Biosynthesis in vitro of immunoreactive 31,000-dalton corticotropin/beta-endorphin-like material by bovine hypothalamus

Abstract

Enzymatically dispersed bovine hypothalamic or cortical tissue was maintained in culture in the presence of (3)H-labeled amino acids. After such incubation, extracts of cells and of media contained (3)H-labeled products that were specifically bound by immobilized affinity-purified antisera to corticotropin (ACTH) and beta-endorphin. The majority of these products eluted in the void volume (V(0)) upon Sephadex G-50 gel filtration; minor (3)H-labeled products eluted in the regions of the ovine beta-lipotropin marker and in fractions having apparent molecular weights of approximately 12,000 and 3800. Sequential use of these immobilized antisera revealed that most of the V(0) material contained both ACTH and beta-endorphin antigenic determinants within the same molecule(s), whereas retarded material contained only one of the determinants.
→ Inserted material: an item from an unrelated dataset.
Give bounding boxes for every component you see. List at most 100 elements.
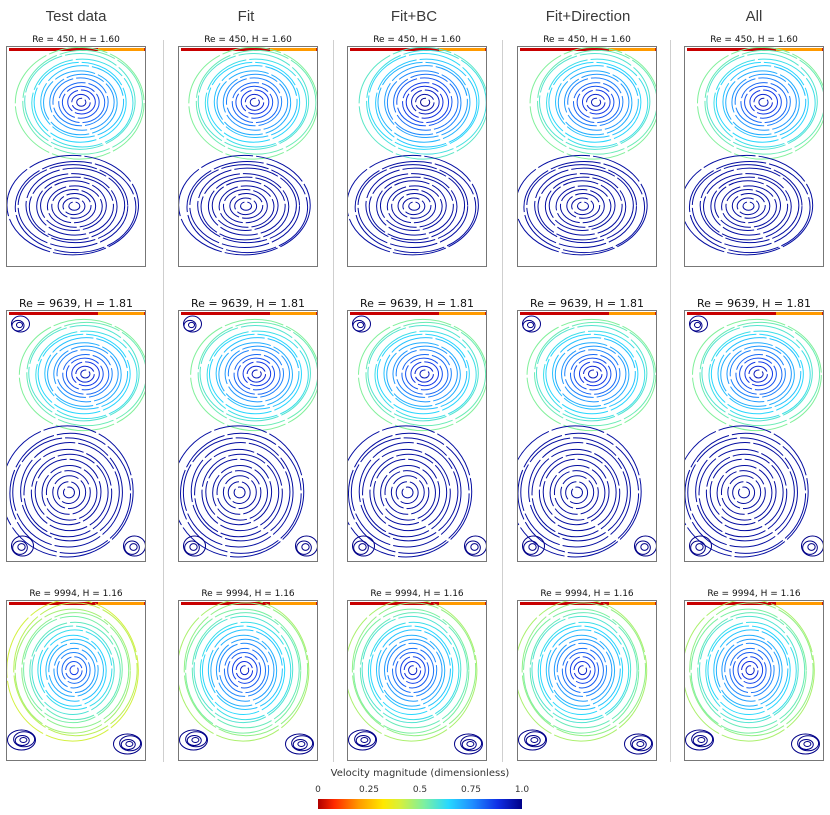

When this V(0) material was rerun on a Sephadex G-75 column, it coeluted with the 31-kilodalton precursor of both ACTH and beta-endorphin obtained from a bovine anterior pituitary extract. Thus, the high molecular weight immunoreactive ACTH/beta-endorphin-like (3)H-labeled product(s) derived from the hypothalamic culture is similar to the pituitary-derived precursor in containing the dual antigenic determinants and in its gel filtration characteristics. In contrast, the cortex-derived cell preparation was devoid of (3)H-labeled products specifically reactive with the antisera employed.